Changes in technology affects the law
The writ of prohibition still stands, and Neal declined to comment on specifics surrounding Logue’s ruling or the 2012 drunken driving case, which was resolved in a different division of Madison District Court.
However, Neal said he agrees with the Supreme Court’s position that technology now allows judges and law enforcement to move quickly to obtain warrants while also safeguarding citizens’ constitutional rights.
“Technology has completely changed the practice of law,” Neal said.
Neal said the 25th Judicial Circuit, which covers Madison and Clark counties, has a team of judges who are available to law enforcement officials “24 hours a day, seven days a week, 365 days a year.”
“It doesn’t take any time these days to get an arrest warrant or search warrant,” Neal said.
Neal said the judges use smartphones, tablets, email and messaging to move quickly on warrants and emergency protective orders for victims of domestic violence.

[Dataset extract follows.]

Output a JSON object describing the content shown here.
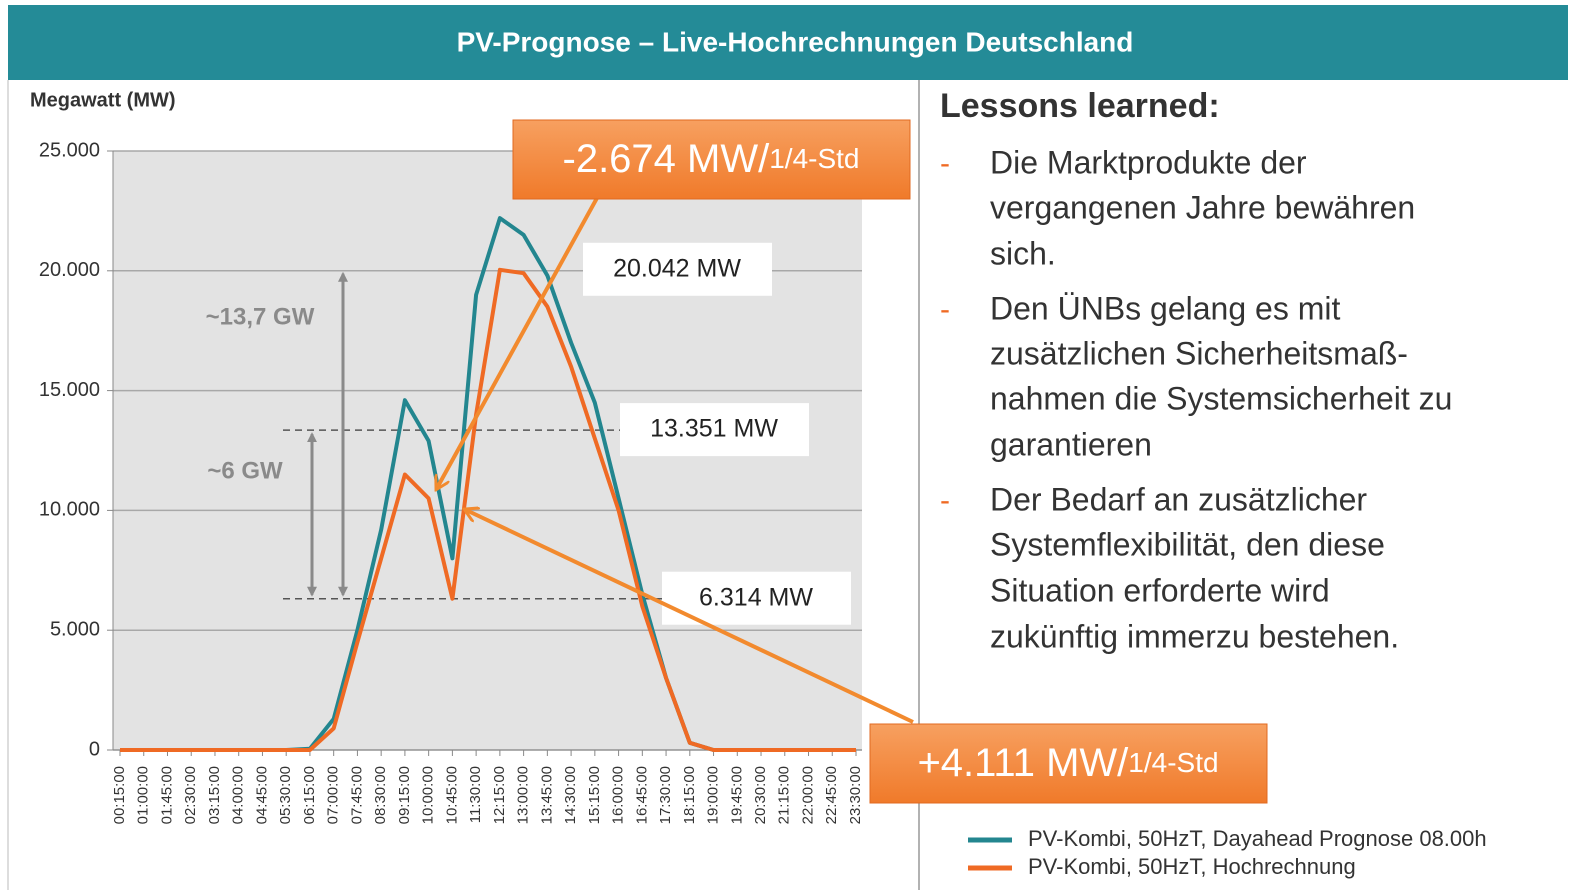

In the past, once arrest warrants were signed by a judge, it could take nearly three days before they were placed in the computer system. But with the new “e-warrant” system that’s been in use in Madison County for more than a year, it can take as little as 15 minutes to get a signed warrant into the nationwide police database, Neal said.
The state court system also is moving toward an electronic filing system, similar to what already is in use in the federal courts, Neal said.